A research team from the University of Illinois at Urbana-Champaign and at the University of California, San Francisco says it has uncovered mechanisms by which common mutations result in elevated telomerase (TERT) expression. The team’s study (“The transcription factor GABP selectively binds and activates the mutant TERT promoter in cancer”), published in Science, has implications for new, more precise and personalized cancer treatments with fewer side effects compared with current treatments.
By integrating computational and experimental analyses, the researchers identified that the mechanism of increased TERT expression in tumor tissue relies on a specific transcription factor that selectively binds the mutated sequences. Thus, the TERT mutations act as a new binding site for the transcription factor that controls TERT expression. The newly identified transcription factor does not recognize the normal TERT promoter sequence, and thus, does not regulate TERT in healthy tissue.

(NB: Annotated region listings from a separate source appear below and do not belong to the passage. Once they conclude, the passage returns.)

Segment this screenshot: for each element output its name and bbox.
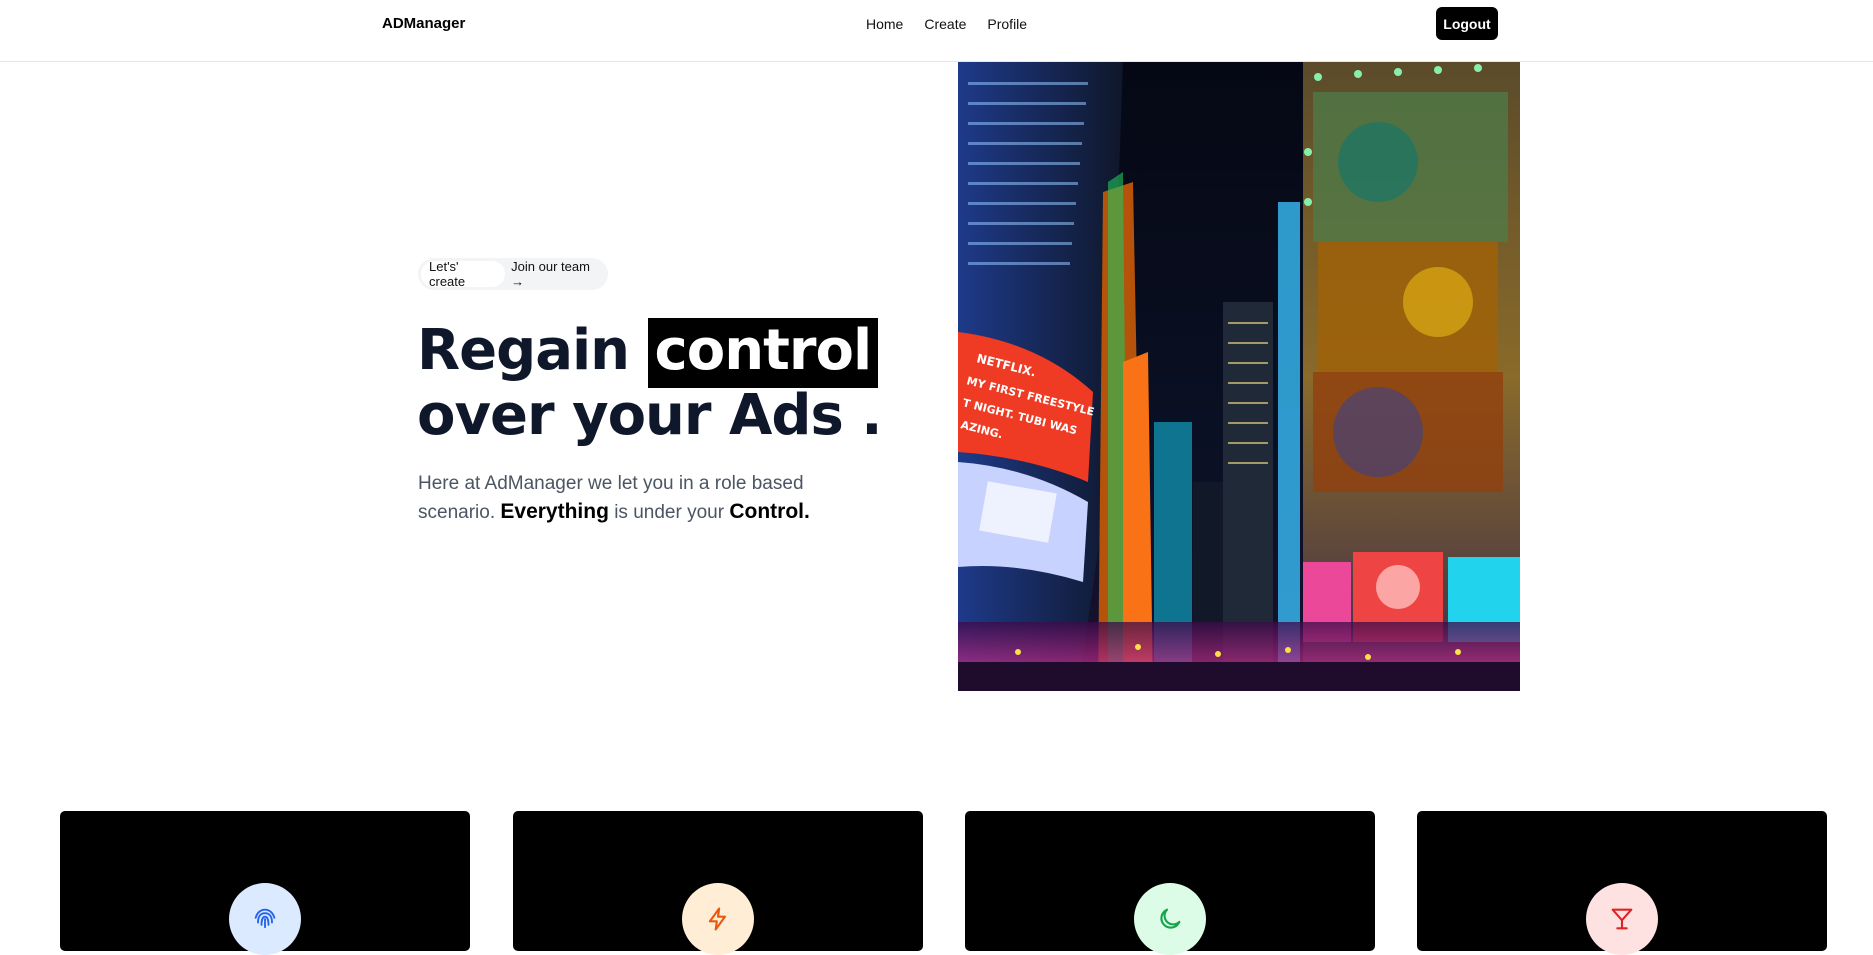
nav-link-profile[interactable]: Profile xyxy=(987,16,1027,32)
join-team-link[interactable]: Join our team → xyxy=(511,259,605,289)
announcement-pill: Let's' create Join our team → xyxy=(418,258,608,290)
hero-description: Here at AdManager we let you in a role b… xyxy=(418,470,838,527)
pill-tag: Let's' create xyxy=(421,259,506,289)
brand-logo[interactable]: ADManager xyxy=(382,15,465,32)
nav-link-home[interactable]: Home xyxy=(866,16,903,32)
desc-bold-everything: Everything xyxy=(500,500,609,523)
hero-image: NETFLIX. MY FIRST FREESTYLE T NIGHT. TUB… xyxy=(958,62,1520,691)
desc-bold-control: Control. xyxy=(729,500,810,523)
headline-word: Regain xyxy=(417,318,630,383)
nav-link-create[interactable]: Create xyxy=(924,16,966,32)
cocktail-icon xyxy=(1586,883,1658,955)
headline-line2: over your Ads . xyxy=(417,383,883,448)
feature-card[interactable] xyxy=(60,811,470,955)
feature-card[interactable] xyxy=(965,811,1375,955)
hero-headline: Regain control over your Ads . xyxy=(417,318,883,448)
desc-text-2: is under your xyxy=(614,502,725,523)
headline-highlight: control xyxy=(647,318,879,388)
feature-card[interactable] xyxy=(513,811,923,955)
logout-button[interactable]: Logout xyxy=(1436,7,1498,40)
moon-icon xyxy=(1134,883,1206,955)
bolt-icon xyxy=(682,883,754,955)
feature-card[interactable] xyxy=(1417,811,1827,955)
top-navbar: ADManager Home Create Profile Logout xyxy=(0,0,1873,62)
nav-links: Home Create Profile xyxy=(866,16,1048,32)
fingerprint-icon xyxy=(229,883,301,955)
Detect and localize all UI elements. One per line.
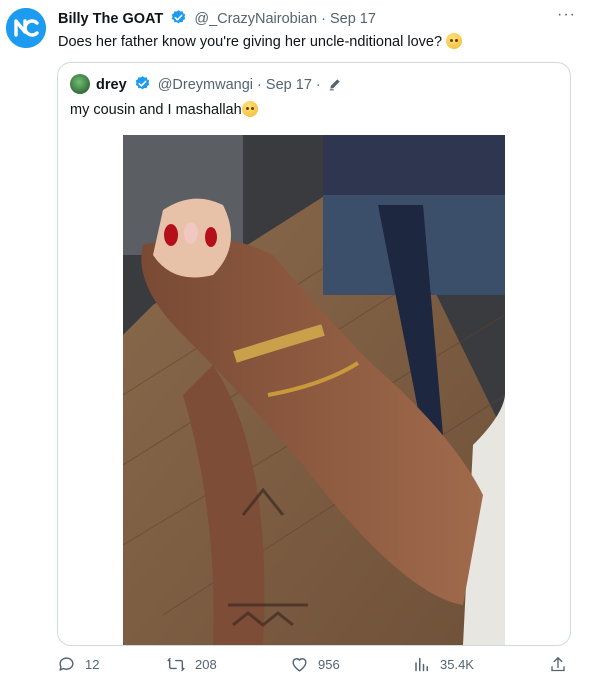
quoted-author-name[interactable]: drey <box>96 77 127 93</box>
quoted-separator: · <box>257 77 262 93</box>
author-handle[interactable]: @_CrazyNairobian <box>194 11 317 27</box>
author-avatar[interactable] <box>6 8 46 48</box>
views-icon <box>415 657 428 672</box>
quoted-tweet-header: drey @Dreymwangi · Sep 17 · <box>96 75 342 94</box>
tweet-text: Does her father know you're giving her u… <box>58 32 463 52</box>
pleading-face-emoji-icon <box>241 101 258 117</box>
retweet-icon <box>167 657 185 672</box>
photo-illustration <box>123 135 505 645</box>
verified-icon <box>135 76 149 90</box>
retweet-button[interactable]: 208 <box>166 655 217 674</box>
share-icon <box>551 657 565 672</box>
action-bar: 12 208 956 35.4K <box>0 655 596 679</box>
reply-button[interactable]: 12 <box>57 655 99 674</box>
brand-logo-icon <box>6 8 46 48</box>
verified-icon <box>172 10 186 24</box>
quoted-tweet[interactable]: drey @Dreymwangi · Sep 17 · my cousin an… <box>57 62 571 646</box>
like-icon <box>292 658 307 672</box>
views-button[interactable]: 35.4K <box>413 655 474 674</box>
tweet-date[interactable]: Sep 17 <box>330 11 376 27</box>
like-count: 956 <box>318 657 340 672</box>
quoted-author-avatar[interactable] <box>70 74 90 94</box>
tweet-text-body: Does her father know you're giving her u… <box>58 34 443 50</box>
header-separator: · <box>321 11 326 27</box>
quoted-tweet-text: my cousin and I mashallah <box>70 100 258 120</box>
quoted-tweet-text-body: my cousin and I mashallah <box>70 102 242 118</box>
like-button[interactable]: 956 <box>290 655 340 674</box>
tweet-header: Billy The GOAT @_CrazyNairobian · Sep 17 <box>58 9 376 28</box>
reply-count: 12 <box>85 657 100 672</box>
quoted-tweet-photo[interactable] <box>123 135 505 645</box>
views-count: 35.4K <box>440 657 474 672</box>
author-name[interactable]: Billy The GOAT <box>58 11 163 27</box>
retweet-count: 208 <box>195 657 217 672</box>
quoted-author-handle[interactable]: @Dreymwangi <box>158 77 253 93</box>
quoted-dot: · <box>315 77 321 93</box>
quoted-date[interactable]: Sep 17 <box>266 77 312 93</box>
reply-icon <box>59 657 74 671</box>
share-button[interactable] <box>549 655 567 674</box>
tweet-card[interactable]: Billy The GOAT @_CrazyNairobian · Sep 17… <box>0 0 596 693</box>
more-icon[interactable]: ··· <box>557 6 576 24</box>
pleading-face-emoji-icon <box>446 33 463 49</box>
edit-icon <box>329 79 340 91</box>
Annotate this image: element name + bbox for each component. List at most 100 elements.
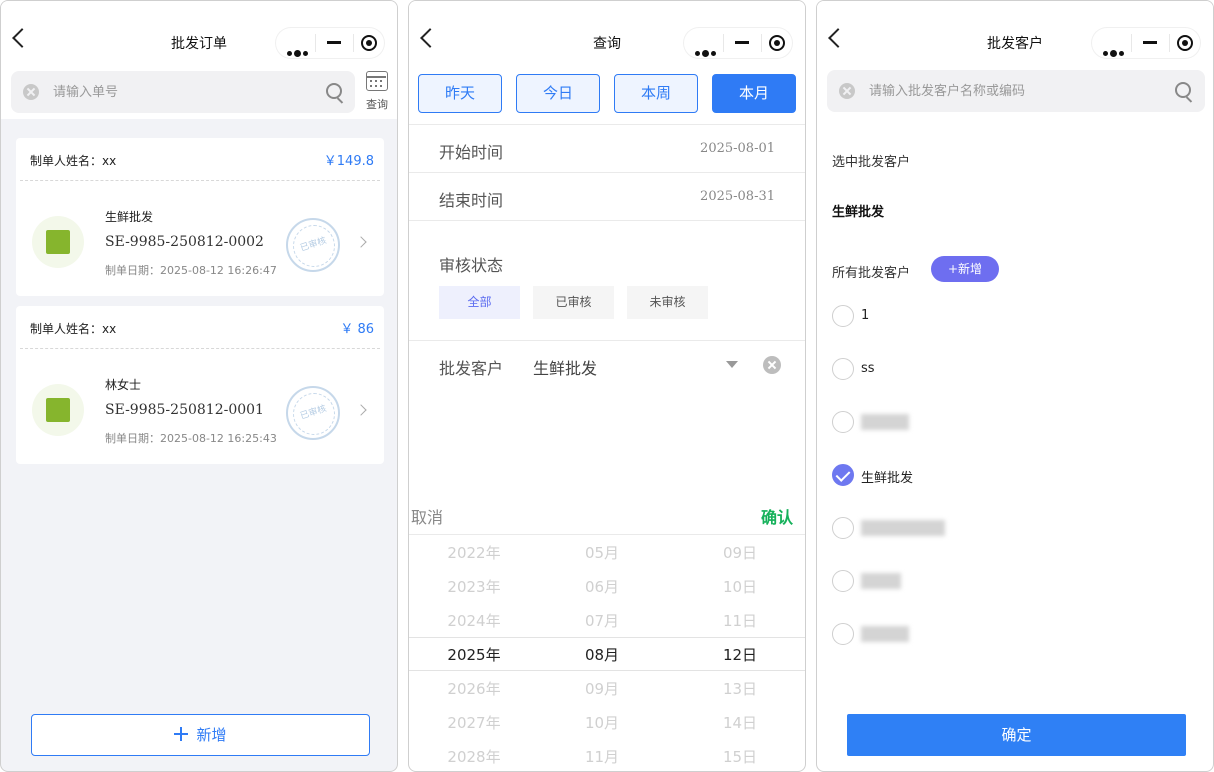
order-icon (32, 216, 84, 268)
nav-bar: 批发订单 (1, 1, 397, 63)
customer-radio[interactable] (832, 623, 854, 645)
order-search-input[interactable] (53, 82, 313, 102)
minimize-icon[interactable] (327, 41, 341, 44)
close-target-icon[interactable] (769, 35, 785, 51)
picker-cancel-button[interactable]: 取消 (411, 504, 443, 528)
picker-month-item: 09月 (584, 680, 620, 698)
picker-day-column[interactable]: 09日 10日 11日 12日 13日 14日 15日 (675, 541, 805, 771)
end-time-value[interactable]: 2025-08-31 (700, 189, 775, 204)
query-screen: 查询 昨天 今日 本周 本月 开始时间 2025-08-01 结束时间 2025… (408, 0, 806, 772)
more-icon[interactable] (1103, 41, 1126, 60)
order-date: 制单日期：2025-08-12 16:26:47 (105, 264, 277, 277)
order-card[interactable]: 制单人姓名：xx ￥149.8 生鲜批发 SE-9985-250812-0002… (16, 138, 384, 296)
customer-name: 生鲜批发 (105, 210, 154, 224)
picker-day-item: 14日 (722, 714, 758, 732)
picker-day-item: 15日 (722, 748, 758, 766)
picker-year-item: 2025年 (447, 646, 501, 664)
picker-day-item: 09日 (722, 544, 758, 562)
customer-radio-checked[interactable] (832, 464, 854, 486)
more-icon[interactable] (287, 41, 310, 60)
picker-month-item: 11月 (584, 748, 620, 766)
start-time-label: 开始时间 (439, 143, 504, 162)
clear-icon[interactable] (23, 84, 39, 100)
add-label: 新增 (196, 726, 227, 744)
add-order-button[interactable]: 新增 (31, 714, 370, 756)
range-yesterday-button[interactable]: 昨天 (418, 74, 502, 113)
picker-day-item: 10日 (722, 578, 758, 596)
selected-customer-label: 选中批发客户 (832, 155, 911, 170)
customer-label: 批发客户 (439, 359, 504, 378)
creator-name: 制单人姓名：xx (30, 154, 117, 168)
range-week-button[interactable]: 本周 (614, 74, 698, 113)
dropdown-caret-icon[interactable] (726, 361, 738, 368)
more-icon[interactable] (695, 41, 718, 60)
divider (20, 180, 380, 181)
redacted-customer-name (861, 626, 909, 642)
picker-month-item: 08月 (584, 646, 620, 664)
customer-radio[interactable] (832, 517, 854, 539)
approved-stamp-icon: 已审核 (286, 218, 340, 272)
picker-year-item: 2022年 (447, 544, 501, 562)
calendar-query-button[interactable]: 查询 (361, 71, 393, 113)
picker-year-item: 2023年 (447, 578, 501, 596)
chevron-right-icon (355, 404, 367, 416)
search-box (827, 70, 1205, 112)
status-approved-button[interactable]: 已审核 (533, 286, 614, 319)
customer-name: 林女士 (105, 378, 142, 392)
status-unapproved-button[interactable]: 未审核 (627, 286, 708, 319)
customer-option-label: 生鲜批发 (861, 471, 914, 486)
close-target-icon[interactable] (361, 35, 377, 51)
search-icon[interactable] (326, 83, 342, 99)
picker-month-item: 06月 (584, 578, 620, 596)
start-time-value[interactable]: 2025-08-01 (700, 141, 775, 156)
nav-bar: 批发客户 (817, 1, 1213, 63)
close-target-icon[interactable] (1177, 35, 1193, 51)
calendar-icon (366, 71, 388, 91)
picker-day-item: 12日 (722, 646, 758, 664)
customer-radio[interactable] (832, 305, 854, 327)
search-icon[interactable] (1175, 82, 1191, 98)
customer-radio[interactable] (832, 570, 854, 592)
picker-month-item: 05月 (584, 544, 620, 562)
customer-search-input[interactable] (869, 81, 1159, 101)
picker-confirm-button[interactable]: 确认 (761, 504, 793, 528)
selected-customer-value: 生鲜批发 (832, 205, 885, 220)
customer-option-label: 1 (861, 308, 870, 323)
range-today-button[interactable]: 今日 (516, 74, 600, 113)
picker-day-item: 13日 (722, 680, 758, 698)
add-customer-button[interactable]: +新增 (931, 256, 999, 282)
customer-radio[interactable] (832, 411, 854, 433)
picker-month-column[interactable]: 05月 06月 07月 08月 09月 10月 11月 (537, 541, 667, 771)
customer-radio[interactable] (832, 358, 854, 380)
redacted-customer-name (861, 414, 909, 430)
customer-select[interactable]: 生鲜批发 (533, 355, 597, 379)
mini-program-capsule (683, 27, 793, 59)
minimize-icon[interactable] (735, 41, 749, 44)
picker-day-item: 11日 (722, 612, 758, 630)
mini-program-capsule (1091, 27, 1201, 59)
order-date: 制单日期：2025-08-12 16:25:43 (105, 432, 277, 445)
order-card[interactable]: 制单人姓名：xx ￥ 86 林女士 SE-9985-250812-0001 制单… (16, 306, 384, 464)
mini-program-capsule (275, 27, 385, 59)
divider (20, 348, 380, 349)
range-month-button[interactable]: 本月 (712, 74, 796, 113)
order-number: SE-9985-250812-0002 (105, 234, 264, 250)
search-box (11, 71, 355, 113)
confirm-button[interactable]: 确定 (847, 714, 1186, 756)
order-amount: ￥ 86 (340, 322, 374, 337)
status-all-button[interactable]: 全部 (439, 286, 520, 319)
clear-icon[interactable] (839, 83, 855, 99)
picker-year-item: 2024年 (447, 612, 501, 630)
picker-year-column[interactable]: 2022年 2023年 2024年 2025年 2026年 2027年 2028… (409, 541, 539, 771)
order-amount: ￥149.8 (323, 154, 374, 169)
redacted-customer-name (861, 520, 945, 536)
approved-stamp-icon: 已审核 (286, 386, 340, 440)
plus-icon (174, 727, 189, 741)
order-list-screen: 批发订单 查询 制单人姓名：xx ￥149.8 生鲜批发 SE-9985-250… (0, 0, 398, 772)
customer-select-screen: 批发客户 选中批发客户 生鲜批发 所有批发客户 +新增 1 ss 生鲜批发 确定 (816, 0, 1214, 772)
clear-customer-icon[interactable] (763, 356, 781, 374)
chevron-right-icon (355, 236, 367, 248)
search-bar: 查询 (1, 63, 397, 119)
redacted-customer-name (861, 573, 901, 589)
minimize-icon[interactable] (1143, 41, 1157, 44)
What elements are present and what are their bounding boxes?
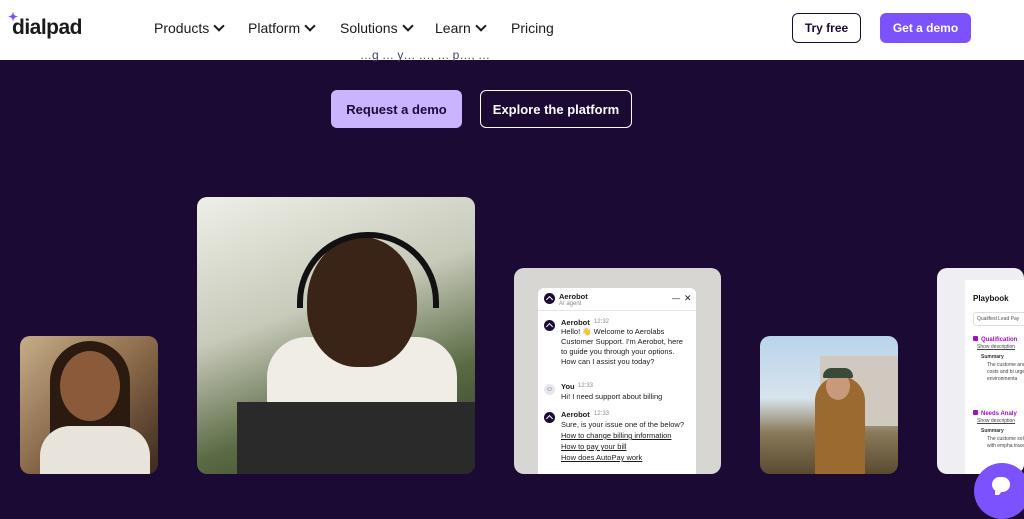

The team's work further showed that the same GABP (GA-binding protein) transcription factor recognizes and binds the mutant TERT promoter in tumor cells from four different cancer types, underscoring that this is a common mechanism of TERT reactivation.
“GABP directly links TERT promoter mutations to aberrant expression in multiple cancers,” wrote the investigators.
The identified transcription factor and its regulators have great potential for the development of new precision therapeutic interventions in cancers that harbor the TERT mutations, according to the scientists. A treatment that would inhibit TERT in a targeted cancer-cell-specific manner would bypass the toxicities associated with current treatments that inadvertently also target TERT in normal healthy cells.
Based on these new findings, the researchers are now conducting a variety of experiments designed to test whether inhibiting the transcription factor activity would not only turn down TERT expression, but might also result in selective cancer cell death.